Anti-fascists gather in Sofia to protest neo-Nazi Lukov march. Photo by Ruslan Trad, CC BY.

February 17 was a busy day in the Bulgarian capital Sofia, where far-right supporters marched to mark the 75th anniversary of the assassination of pro-Nazi Bulgarian defence minister Hristo Lukov, and counter-protesters responded earlier in the day with condemnations of nationalism and xenophobia.

The demonstration showed that the country currently holding the Presidency of the European Union is grappling with many of the same issues seen elsewhere across Europe, including the mainstreaming of neo-fascist politics.

For the last 16 years, the Bulgarian National Union (BNS) has organized the Lukov March through the streets of central Sofia. As Canadian journalist Michael Colborne explained:

The march, which will take place this Saturday, is in honour of Hristo Lukov, a Bulgarian general who led the pro-Nazi Union of Bulgarian National Legions, an organization that in a previous incarnation had a swastika in its logo. Lukov had close ties with Nazi leadership, including Hermann Goering, and was one of the fiercest advocates of Bulgaria’s Nazi-inspired “Law for the Protection of the Nation” that, among other things, forced the country’s 50,000 Jews to wear yellow stars.

Yet they insist there’s nothing anti-Semitic or Nazi-like about it.

Every year marchers from Bulgaria and beyond drape themselves in mourning black, hold torches and chant Lukov’s praises in unison as they wind their way through Sofia’s streets. The march ends at the home where Lukov was assassinated by Communist partisans in February 1943, where the marchers lay wreaths.

Among its stances, the BNS, which doesn't hold any seats in the country's National Assembly, promotes an intolerant view of immigration (“Bulgaria for the Bulgarians and Africa for the Africans“), rejects Bulgaria's current multiparty parliamentary democracy, and calls for “a strong centralized state power.”

The day before the main march, Lukov admirers put on an intimidating display, walking through central Sofia, shouting slogans and carrying flares and torches. The police did not intervene.

‘No Nazis in the Streets!’

On February 17, a group of around 300 counter-protesters gathered in the park near the Sofia Mosque and the Sofia Central Mineral Baths around noon. They then made their way through the streets around the Central Halls district, the synagogue and the offices of the nationalist political parties IMRO -Bulgarian National Movement and Attack, which are part of the government.

Carrying banners such as “No Nazis in the Streets!” protesters shouted in support of refugees and minorities, and also against nationalism and capitalism.

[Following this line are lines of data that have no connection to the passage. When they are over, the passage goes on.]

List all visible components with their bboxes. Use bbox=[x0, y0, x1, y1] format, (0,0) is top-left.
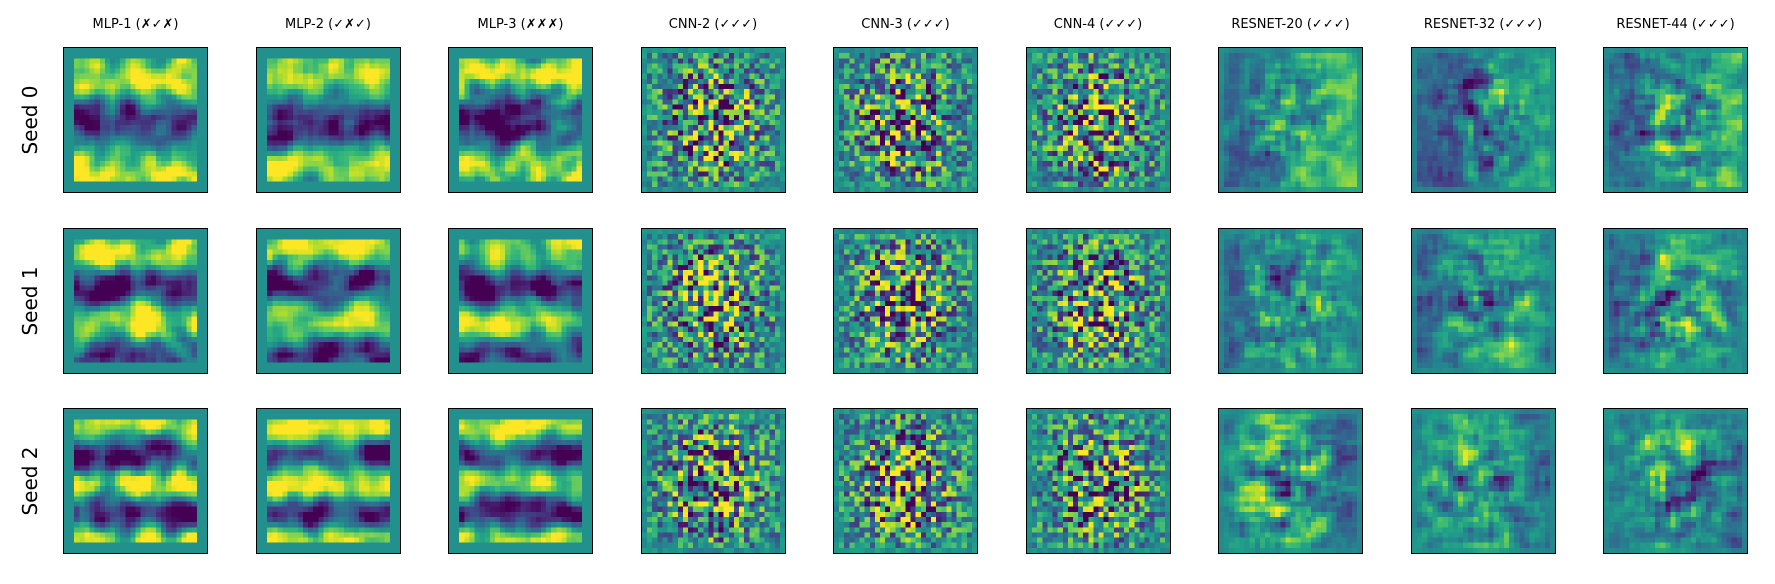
column-title: RESNET-20 (✓✓✓) bbox=[1231, 17, 1350, 32]
row-label: Seed 0 bbox=[18, 85, 42, 155]
heatmap-image bbox=[641, 409, 785, 553]
column-title: MLP-1 (✗✓✗) bbox=[92, 17, 179, 32]
column-title: CNN-4 (✓✓✓) bbox=[1053, 17, 1143, 32]
column-title: MLP-3 (✗✗✗) bbox=[477, 17, 564, 32]
heatmap-panel bbox=[1025, 228, 1171, 374]
heatmap-image bbox=[641, 48, 785, 192]
heatmap-image bbox=[1026, 229, 1170, 373]
heatmap-image bbox=[834, 229, 977, 373]
heatmap-image bbox=[1604, 48, 1747, 192]
column-title: CNN-3 (✓✓✓) bbox=[861, 17, 950, 32]
row-label: Seed 2 bbox=[18, 446, 42, 516]
heatmap-panel bbox=[1410, 228, 1556, 374]
column-title: RESNET-44 (✓✓✓) bbox=[1616, 17, 1735, 32]
heatmap-panel bbox=[1410, 408, 1556, 554]
column-title: CNN-2 (✓✓✓) bbox=[668, 17, 758, 32]
heatmap-image bbox=[256, 48, 400, 192]
heatmap-panel bbox=[640, 228, 786, 374]
heatmap-panel bbox=[63, 47, 208, 193]
heatmap-image bbox=[641, 229, 785, 373]
heatmap-image bbox=[1411, 48, 1555, 192]
heatmap-panel bbox=[1025, 47, 1171, 193]
heatmap-panel bbox=[833, 228, 978, 374]
heatmap-panel bbox=[833, 408, 978, 554]
heatmap-image bbox=[64, 229, 207, 373]
heatmap-image bbox=[449, 48, 592, 192]
heatmap-panel bbox=[448, 228, 593, 374]
heatmap-image bbox=[1219, 229, 1362, 373]
heatmap-image bbox=[834, 409, 977, 553]
heatmap-panel bbox=[255, 228, 401, 374]
heatmap-image bbox=[64, 48, 207, 192]
heatmap-image bbox=[1219, 409, 1362, 553]
heatmap-panel bbox=[63, 408, 208, 554]
heatmap-image bbox=[449, 409, 592, 553]
heatmap-panel bbox=[1025, 408, 1171, 554]
heatmap-panel bbox=[1218, 228, 1363, 374]
heatmap-panel bbox=[1218, 408, 1363, 554]
heatmap-image bbox=[1219, 48, 1362, 192]
heatmap-image bbox=[1411, 229, 1555, 373]
heatmap-panel bbox=[640, 408, 786, 554]
column-title: RESNET-32 (✓✓✓) bbox=[1423, 17, 1543, 32]
heatmap-panel bbox=[1410, 47, 1556, 193]
heatmap-image bbox=[256, 229, 400, 373]
column-title: MLP-2 (✓✗✓) bbox=[285, 17, 371, 32]
heatmap-panel bbox=[640, 47, 786, 193]
row-label: Seed 1 bbox=[18, 266, 42, 336]
heatmap-image bbox=[834, 48, 977, 192]
heatmap-panel bbox=[1218, 47, 1363, 193]
heatmap-image bbox=[1604, 409, 1747, 553]
heatmap-panel bbox=[448, 408, 593, 554]
heatmap-panel bbox=[1603, 408, 1748, 554]
heatmap-image bbox=[1604, 229, 1747, 373]
heatmap-panel bbox=[1603, 47, 1748, 193]
heatmap-image bbox=[1026, 409, 1170, 553]
heatmap-panel bbox=[833, 47, 978, 193]
heatmap-image bbox=[256, 409, 400, 553]
heatmap-panel bbox=[255, 47, 401, 193]
heatmap-image bbox=[1026, 48, 1170, 192]
heatmap-panel bbox=[1603, 228, 1748, 374]
heatmap-panel bbox=[448, 47, 593, 193]
heatmap-image bbox=[1411, 409, 1555, 553]
heatmap-image bbox=[449, 229, 592, 373]
heatmap-image bbox=[64, 409, 207, 553]
heatmap-panel bbox=[63, 228, 208, 374]
heatmap-panel bbox=[255, 408, 401, 554]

In addition to Bulgarians, participants came from Greece, Italy and Spain. Police did not allow the counter-protesters to pass through the central streets, citing security concerns due to possible clashes with the attendees of the Lukov March, who already roamed through the city in groups.

At one point, members of a German nationalist group tried to provoke the counter-protesters. Such incidents happened several more times. Police arrested one provocateur.

Canadian journalist Michael Colborne also attended and published a short video:

The Lukov march

As for the Lukov march, police estimated that more than 500 people attended, while the organizers previously said they expected around 1,000 to participate.

There was a visible presence of neo-Nazi groups from within Bulgaria and around Europe. Despite this, the BNS denied the allegations that the march was anti-Semitic or neo-Nazi.

According to Bulgarian journalist Mariya Petkova, 50 Germans, 10 French and several Swedes also attended Lukov march:

Every major political party in Bulgaria has condemned the Lukov march, including representatives from the far-right United Patriots, although some of its members have actually taken part in the march since the beginning. Sofia’s Mayor Yordanka Fandakova tried to ban the march, but the organizers took her to court and won.